In the last few years, we've heard so many seemingly contradictory messages about whether or not it's safe to use menopausal hormone therapy. While the debate continues, many doctors are concerned that women who might benefit from taking hormones are unnecessarily scared off.
That's the point of a recent consensus statement from the North American Menopause Society, a group that many doctors belong to. The statement makes a clear distinction between two types of hormone therapy, and it is that distinction that accounts of some of the confusion among the general public.
Women who no longer have uteruses and ovaries take only estrogen while women who still have their uteruses must take a combination of estrogen and a progestin to prevent precancerous cells from building up in the lining of the uterus.
Estrogen-only therapy may provide clear benefits to specific groups of women, especially those who lose their ovaries years before the average age of menopause in the industrialized world, which is 51. (You've reached menopause when you've gone 12 months without a menstruating.)

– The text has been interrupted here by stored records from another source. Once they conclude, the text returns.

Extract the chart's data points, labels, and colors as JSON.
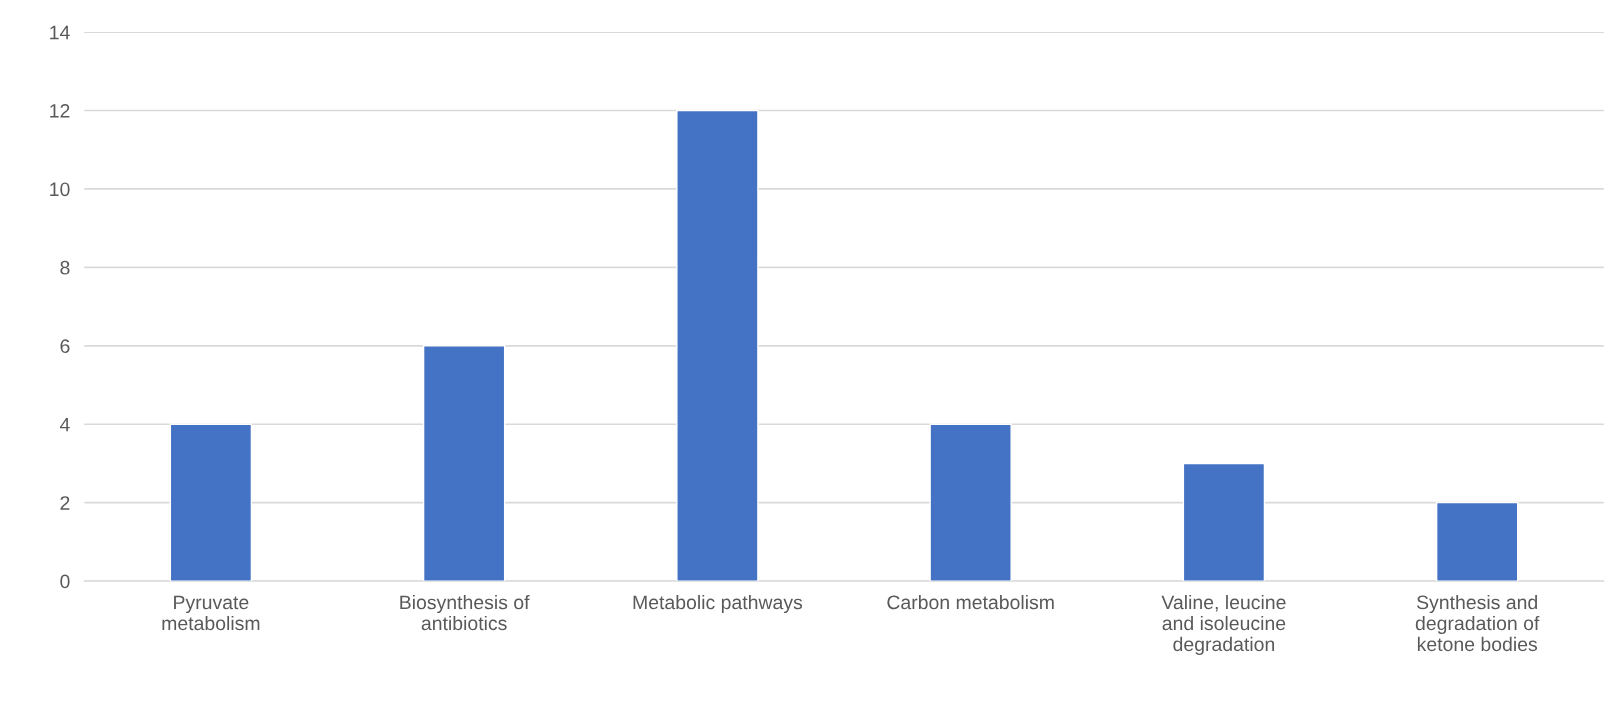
{
  "chart_data": {
    "type": "bar",
    "categories": [
      "Pyruvate metabolism",
      "Biosynthesis of antibiotics",
      "Metabolic pathways",
      "Carbon metabolism",
      "Valine, leucine and isoleucine degradation",
      "Synthesis and degradation of ketone bodies"
    ],
    "values": [
      4,
      6,
      12,
      4,
      3,
      2
    ],
    "color": "#4472c4",
    "ylim": [
      0,
      14
    ],
    "yticks": [
      0,
      2,
      4,
      6,
      8,
      10,
      12,
      14
    ],
    "grid": "y",
    "legend": false
  }
}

The new statement says that these women can use estrogen-only therapy for seven years without increasing their risk of breast cancer. Women who use estrogen and progestin therapy — because they still have a uterus — increase their risk of breast cancer after three years of hormone therapy.
The statement also addresses differences in the risk of heart disease after taking menopausal hormone therapy.
Women in their 50s who take estrogen alone because they no longer have a uterus may experience a slight decrease in their risk of heart disease, the statement says. The data is less clear on heart disease risk for women who use the combination therapy because they still have their uterus.
The timing of the therapy makes a difference as well. The statement says that both forms of hormone therapy appear to increase heart disease risk if started more than 10 years after menopause.
The statement contains other guidance for dealing with specific symptoms such as hot flashes and vaginal dryness. If you're considering hormone therapy, ask your doctor whether the new guidance should affect your decision.
The one thing everyone agrees on is that there is no one-size-fits-all answer to the question of whether you should take hormone therapy at menopause. Each woman and her doctor must assess her individual risks and benefits.